The **heaping** package provides a complete toolkit for handling heaping in survey data:

| Function | Purpose |
|----------|---------|
| `whipple()` | Standard and modified Whipple index |
| `myers()` | Myers' blended index |
| `bachi()` | Bachi's index |
| `noumbissi()` | Single-digit Noumbissi index |
| `spoorenberg()` | Total Modified Whipple index |
| `coale_li()` | Coale-Li index for old ages |
| `jdanov()` | Jdanov index for very old ages |
| `kannisto()` | Kannisto index for single old age |
| `heaping_indices()` | All common indices at once |
| `correctHeaps()` | Correct regular heaping patterns |
| `correctSingleHeap()` | Correct a single heap |
| `sprague()` | Disaggregate 5-year to single-year ages |

Key advantages over traditional methods:

1. **Preserves individual records** for regression and machine learning
2. **Multiple correction methods** (log-normal, normal, uniform, kernel)
3. **Model-based correction** preserves covariate relationships
4. **Supports sampling weights** for survey data
5. **Multiple imputation compatible** for uncertainty quantification

## References

- Myers, R. J. (1940).

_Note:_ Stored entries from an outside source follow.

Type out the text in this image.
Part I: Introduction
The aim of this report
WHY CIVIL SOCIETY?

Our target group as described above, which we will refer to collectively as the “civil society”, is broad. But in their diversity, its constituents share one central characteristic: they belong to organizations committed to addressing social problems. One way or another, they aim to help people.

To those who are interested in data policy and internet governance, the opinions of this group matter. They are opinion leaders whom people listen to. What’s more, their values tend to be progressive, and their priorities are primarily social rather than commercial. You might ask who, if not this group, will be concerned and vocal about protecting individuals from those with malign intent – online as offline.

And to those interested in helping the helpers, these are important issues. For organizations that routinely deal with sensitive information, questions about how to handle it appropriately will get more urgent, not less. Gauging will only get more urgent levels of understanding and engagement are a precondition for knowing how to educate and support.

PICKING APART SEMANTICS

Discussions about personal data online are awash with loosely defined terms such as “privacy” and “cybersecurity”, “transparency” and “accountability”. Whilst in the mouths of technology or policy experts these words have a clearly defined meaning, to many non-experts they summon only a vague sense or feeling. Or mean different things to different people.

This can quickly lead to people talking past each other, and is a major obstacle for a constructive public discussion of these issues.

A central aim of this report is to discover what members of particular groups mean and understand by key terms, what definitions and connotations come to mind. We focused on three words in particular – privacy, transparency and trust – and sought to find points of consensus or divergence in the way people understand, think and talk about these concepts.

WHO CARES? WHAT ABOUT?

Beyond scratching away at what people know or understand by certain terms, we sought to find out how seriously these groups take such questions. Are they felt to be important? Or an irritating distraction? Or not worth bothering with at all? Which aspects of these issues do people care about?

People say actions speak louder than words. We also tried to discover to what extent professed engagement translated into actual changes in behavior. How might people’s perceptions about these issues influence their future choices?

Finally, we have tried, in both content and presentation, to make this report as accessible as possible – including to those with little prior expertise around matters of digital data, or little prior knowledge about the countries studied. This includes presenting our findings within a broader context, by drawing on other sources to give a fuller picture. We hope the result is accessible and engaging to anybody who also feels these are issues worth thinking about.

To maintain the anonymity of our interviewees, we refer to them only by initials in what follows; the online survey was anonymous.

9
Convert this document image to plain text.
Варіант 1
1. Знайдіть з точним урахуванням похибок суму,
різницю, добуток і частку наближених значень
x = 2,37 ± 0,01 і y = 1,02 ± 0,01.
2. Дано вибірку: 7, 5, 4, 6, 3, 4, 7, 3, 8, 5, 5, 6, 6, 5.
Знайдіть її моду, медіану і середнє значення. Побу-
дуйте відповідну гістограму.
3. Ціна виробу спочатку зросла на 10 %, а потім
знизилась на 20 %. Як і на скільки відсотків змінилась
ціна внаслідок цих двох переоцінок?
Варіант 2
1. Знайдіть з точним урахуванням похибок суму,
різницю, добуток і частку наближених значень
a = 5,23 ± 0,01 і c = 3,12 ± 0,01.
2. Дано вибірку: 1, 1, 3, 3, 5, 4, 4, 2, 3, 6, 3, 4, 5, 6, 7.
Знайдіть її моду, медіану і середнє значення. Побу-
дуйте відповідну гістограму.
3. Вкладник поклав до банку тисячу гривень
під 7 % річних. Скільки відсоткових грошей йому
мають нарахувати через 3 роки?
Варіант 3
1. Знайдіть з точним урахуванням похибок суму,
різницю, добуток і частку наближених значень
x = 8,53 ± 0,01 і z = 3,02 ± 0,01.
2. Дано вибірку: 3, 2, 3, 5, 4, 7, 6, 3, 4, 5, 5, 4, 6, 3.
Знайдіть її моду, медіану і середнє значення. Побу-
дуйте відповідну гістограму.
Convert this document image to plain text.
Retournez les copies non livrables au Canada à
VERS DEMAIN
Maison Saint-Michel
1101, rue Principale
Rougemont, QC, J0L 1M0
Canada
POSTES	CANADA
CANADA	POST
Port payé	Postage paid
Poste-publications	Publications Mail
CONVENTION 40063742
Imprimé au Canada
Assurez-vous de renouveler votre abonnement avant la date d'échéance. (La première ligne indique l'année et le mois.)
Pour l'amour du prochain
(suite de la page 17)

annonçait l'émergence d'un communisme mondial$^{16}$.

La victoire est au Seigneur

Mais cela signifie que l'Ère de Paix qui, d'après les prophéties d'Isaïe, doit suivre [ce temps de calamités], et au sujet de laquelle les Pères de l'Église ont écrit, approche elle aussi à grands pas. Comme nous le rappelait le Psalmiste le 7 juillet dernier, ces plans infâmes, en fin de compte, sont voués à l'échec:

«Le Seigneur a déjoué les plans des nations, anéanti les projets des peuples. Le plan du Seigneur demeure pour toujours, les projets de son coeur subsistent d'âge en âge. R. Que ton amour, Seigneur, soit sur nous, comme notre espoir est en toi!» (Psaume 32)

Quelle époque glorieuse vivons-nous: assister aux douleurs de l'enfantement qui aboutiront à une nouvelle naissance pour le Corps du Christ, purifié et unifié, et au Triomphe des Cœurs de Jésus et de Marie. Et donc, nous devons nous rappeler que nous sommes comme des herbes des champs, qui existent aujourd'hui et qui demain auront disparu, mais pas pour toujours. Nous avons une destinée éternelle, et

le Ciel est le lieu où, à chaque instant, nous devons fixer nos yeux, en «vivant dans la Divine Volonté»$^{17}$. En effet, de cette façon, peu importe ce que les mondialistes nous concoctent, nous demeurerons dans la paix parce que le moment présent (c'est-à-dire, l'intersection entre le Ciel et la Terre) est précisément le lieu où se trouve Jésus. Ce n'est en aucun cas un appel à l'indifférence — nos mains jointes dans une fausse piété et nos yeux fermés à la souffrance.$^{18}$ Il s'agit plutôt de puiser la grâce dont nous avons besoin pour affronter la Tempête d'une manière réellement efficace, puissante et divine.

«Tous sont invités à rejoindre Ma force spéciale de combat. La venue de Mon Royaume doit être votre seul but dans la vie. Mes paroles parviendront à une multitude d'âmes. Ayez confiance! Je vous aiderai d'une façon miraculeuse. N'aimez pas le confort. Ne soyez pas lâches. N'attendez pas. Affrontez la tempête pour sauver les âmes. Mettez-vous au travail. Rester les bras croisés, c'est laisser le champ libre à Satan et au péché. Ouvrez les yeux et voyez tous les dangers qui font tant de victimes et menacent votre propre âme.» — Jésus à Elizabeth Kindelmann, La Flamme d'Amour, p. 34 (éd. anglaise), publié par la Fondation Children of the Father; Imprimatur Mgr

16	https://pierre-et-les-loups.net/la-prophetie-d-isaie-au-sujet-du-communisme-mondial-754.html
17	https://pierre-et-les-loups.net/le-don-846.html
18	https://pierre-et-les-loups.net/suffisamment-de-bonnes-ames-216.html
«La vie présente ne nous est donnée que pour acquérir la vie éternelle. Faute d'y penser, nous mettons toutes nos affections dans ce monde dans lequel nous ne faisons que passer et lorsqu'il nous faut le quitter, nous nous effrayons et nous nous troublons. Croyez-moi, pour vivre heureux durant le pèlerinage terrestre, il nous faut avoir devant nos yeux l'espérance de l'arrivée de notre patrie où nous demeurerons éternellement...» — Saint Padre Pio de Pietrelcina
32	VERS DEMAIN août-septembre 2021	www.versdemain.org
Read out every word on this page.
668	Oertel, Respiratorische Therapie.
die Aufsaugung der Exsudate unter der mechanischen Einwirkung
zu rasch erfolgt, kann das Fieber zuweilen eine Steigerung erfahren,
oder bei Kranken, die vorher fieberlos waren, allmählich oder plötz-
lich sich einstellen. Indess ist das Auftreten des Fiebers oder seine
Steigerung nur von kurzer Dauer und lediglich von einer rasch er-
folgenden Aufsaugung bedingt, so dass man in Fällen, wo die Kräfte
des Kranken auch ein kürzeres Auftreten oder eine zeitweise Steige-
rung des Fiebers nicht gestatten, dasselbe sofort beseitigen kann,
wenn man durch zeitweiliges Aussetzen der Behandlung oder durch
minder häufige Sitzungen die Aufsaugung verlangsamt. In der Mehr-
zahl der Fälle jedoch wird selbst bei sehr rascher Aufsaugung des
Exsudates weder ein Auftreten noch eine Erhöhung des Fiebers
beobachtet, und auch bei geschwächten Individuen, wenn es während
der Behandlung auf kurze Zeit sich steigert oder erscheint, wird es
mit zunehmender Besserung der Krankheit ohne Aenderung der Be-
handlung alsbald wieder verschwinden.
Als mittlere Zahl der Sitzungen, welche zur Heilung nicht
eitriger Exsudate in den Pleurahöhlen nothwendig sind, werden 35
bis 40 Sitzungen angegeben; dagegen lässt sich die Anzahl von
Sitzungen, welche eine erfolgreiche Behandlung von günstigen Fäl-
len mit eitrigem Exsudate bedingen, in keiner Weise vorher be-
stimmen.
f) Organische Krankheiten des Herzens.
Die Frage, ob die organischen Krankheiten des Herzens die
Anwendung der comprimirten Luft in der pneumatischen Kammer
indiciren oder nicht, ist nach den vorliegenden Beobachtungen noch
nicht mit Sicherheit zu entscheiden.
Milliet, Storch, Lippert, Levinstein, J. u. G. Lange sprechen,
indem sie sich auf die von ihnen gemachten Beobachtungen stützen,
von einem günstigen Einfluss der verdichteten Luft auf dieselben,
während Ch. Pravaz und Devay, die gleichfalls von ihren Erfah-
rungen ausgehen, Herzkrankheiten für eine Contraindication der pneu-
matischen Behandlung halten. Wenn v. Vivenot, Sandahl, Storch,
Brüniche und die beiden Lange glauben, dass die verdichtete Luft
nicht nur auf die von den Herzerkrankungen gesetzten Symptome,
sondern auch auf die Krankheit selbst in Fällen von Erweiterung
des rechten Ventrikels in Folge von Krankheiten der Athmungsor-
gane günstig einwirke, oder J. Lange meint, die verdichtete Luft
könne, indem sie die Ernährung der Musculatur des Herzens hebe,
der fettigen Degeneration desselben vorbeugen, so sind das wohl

Errors and bias in the reporting of ages in census data. *Transactions of the Actuarial Society of America*, 41, 395-415.

- Spoorenberg, T. and Dutreuilh, C. (2007). Quality of age reporting: extension and application of the modified Whipple's index. *Population*, 62(4), 729-741.

- Sprague, T. B. (1880). Explanation of a new formula for interpolation. *Journal of the Institute of Actuaries*, 22, 270-285.